Debt consolidation is one of the debt relief options that will not make your credit score suffer. In fact, as you continue to stick to the program, you will see that your score will continue to improve and reflect that you are now a more responsible credit holder.
Unlike the other debt relief options, you will still end up paying off the balance of your debt. Since there will be no reduction, your account will not be marked as “Settled” or worse, “Included in bankruptcy.”
Also, opting for debt settlement will require you to default on your payments. This is one way to really pull down your score. You need to allow it to happen so your creditors will be convinced that you have no money to pay your debts and the only solution, apart from bankruptcy, is to allow you to settle your debts. That means you will only pay off a portion of your balance and have the rest forgiven. Once completed, your score will be much lower than before and will be marked as “Settled” and not “Paid in full” – which is more preferable than the latter.
While debt settlement is effective when used under the right financial circumstances, it all depends on what you are willing to sacrifice. Bankruptcy is much worse because it gets your score even lower than settlement and that taint will stay on your record for the next 7-10 years.
Debt consolidation, at the very least, will indicate that you are current on your payments. If you apply the program at the right time, you may even avoid showing any late payments on your credit report. It will continue to reflect as “Current” which means you are still in debt but you are not missing out on payments.
Consolidating your debts allow you to make lower monthly payments to ensure that you can keep up with your contributions without putting too much restriction on your budget for basic necessities. In debt consolidation loans, you accomplish this by getting a loan with a lower interest than your current average. You then pay off the other debts, completing payments, without missing any due date. You will be left with this one bigger loan that you will pay off in the next 3 to 5 years. This could lower your score a little since your debt amount will increase. However, it will improve as you completely pay off your other debts and regularly pay back the loan.
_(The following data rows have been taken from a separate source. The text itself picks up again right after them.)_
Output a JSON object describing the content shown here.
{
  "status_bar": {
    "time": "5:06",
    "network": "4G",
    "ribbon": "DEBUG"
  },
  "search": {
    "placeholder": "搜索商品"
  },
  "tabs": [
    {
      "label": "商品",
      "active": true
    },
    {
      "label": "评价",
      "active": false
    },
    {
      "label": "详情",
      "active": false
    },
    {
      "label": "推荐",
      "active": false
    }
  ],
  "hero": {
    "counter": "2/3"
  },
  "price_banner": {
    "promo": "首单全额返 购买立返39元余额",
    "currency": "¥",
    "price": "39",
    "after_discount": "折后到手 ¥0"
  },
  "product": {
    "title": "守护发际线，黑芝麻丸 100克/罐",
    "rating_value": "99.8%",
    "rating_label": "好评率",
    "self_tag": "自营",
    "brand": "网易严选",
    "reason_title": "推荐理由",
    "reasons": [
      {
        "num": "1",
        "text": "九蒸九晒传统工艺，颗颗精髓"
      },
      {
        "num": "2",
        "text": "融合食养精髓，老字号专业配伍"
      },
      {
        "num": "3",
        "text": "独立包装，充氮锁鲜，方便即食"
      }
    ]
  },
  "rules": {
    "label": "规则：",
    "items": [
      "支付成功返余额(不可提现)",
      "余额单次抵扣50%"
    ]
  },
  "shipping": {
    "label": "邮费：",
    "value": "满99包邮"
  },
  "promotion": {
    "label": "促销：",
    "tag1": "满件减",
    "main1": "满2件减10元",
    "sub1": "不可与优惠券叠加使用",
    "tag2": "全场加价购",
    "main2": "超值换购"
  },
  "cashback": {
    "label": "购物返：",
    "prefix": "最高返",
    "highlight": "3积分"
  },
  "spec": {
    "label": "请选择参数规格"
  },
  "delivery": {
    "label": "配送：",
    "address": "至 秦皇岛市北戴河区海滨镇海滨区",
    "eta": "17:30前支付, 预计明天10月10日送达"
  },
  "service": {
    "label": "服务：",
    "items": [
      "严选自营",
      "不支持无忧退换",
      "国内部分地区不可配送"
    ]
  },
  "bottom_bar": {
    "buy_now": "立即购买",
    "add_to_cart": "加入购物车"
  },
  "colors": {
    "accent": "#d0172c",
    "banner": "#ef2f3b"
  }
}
In debt management, you will be assigned a credit counselor who will help create a debt management plan. The plan will show lower monthly contributions that are stretched over a longer payment term so you still end up paying for the whole balance of your debt. In most cases, this has hardly any effect on your score.
Some financial experts used to find credit score concern quite ridiculous. It is like taking care of your debt so that you are eligible to take in more loans. However, recent changes show that it has become a vital part in our society. There is more at stake when you do not take care of your credit history.
For instance, a good credit score will keep the interest rate on your mortgage loan low. In most cases, landlords also look at your credit history to see if you will be a responsible tenant. Even employers look at this figure to gauge how you will perform in the workplace.